For now, MDGen presents an encouraging path forward in modeling molecular changes invisible to the naked eye. Chemists could also use these simulations to delve deeper into the behavior of medicine prototypes for diseases like cancer or tuberculosis.

“Machine learning methods that learn from physical simulation represent a burgeoning new frontier in AI for science,” says Bonnie Berger, MIT Simons Professor of Mathematics, CSAIL principal investigator, and senior author on the paper. “MDGen is a versatile, multipurpose modeling framework that connects these two domains, and we’re very excited to share our early models in this direction.”

“Sampling realistic transition paths between molecular states is a major challenge,” says fellow senior author Tommi Jaakkola, who is the MIT Thomas Siebel Professor of electrical engineering and computer science and the Institute for Data, Systems, and Society, and a CSAIL principal investigator. “This early work shows how we might begin to address such challenges by shifting generative modeling to full simulation runs.”

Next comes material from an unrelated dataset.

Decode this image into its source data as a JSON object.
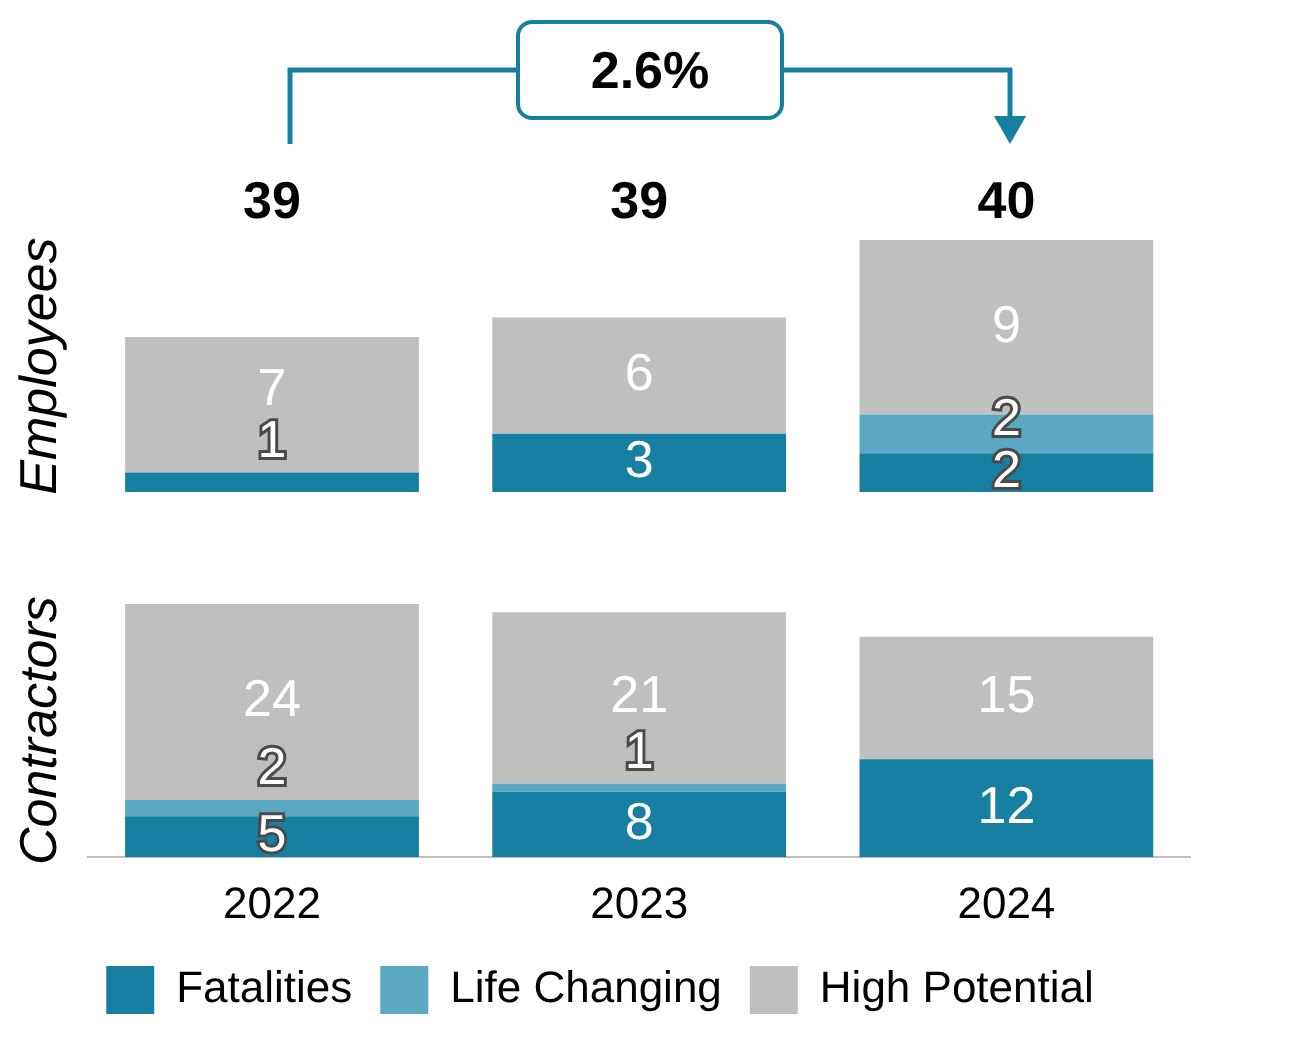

Researchers across the field of bioinformatics have heralded this system for its ability to simulate molecular transformations. “MDGen models molecular dynamics simulations as a joint distribution of structural embeddings, capturing molecular movements between discrete time steps,” says Chalmers University of Technology associate professor Simon Olsson, who wasn’t involved in the research. “Leveraging a masked learning objective, MDGen enables innovative use cases such as transition path sampling, drawing analogies to inpainting trajectories connecting metastable phases.”

The researchers’ work on MDGen was supported, in part, by the National Institute of General Medical Sciences, the U.S. Department of Energy, the National Science Foundation, the Machine Learning for Pharmaceutical Discovery and Synthesis Consortium, the Abdul Latif Jameel Clinic for Machine Learning in Health, the Defense Threat Reduction Agency, and the Defense Advanced Research Projects Agency.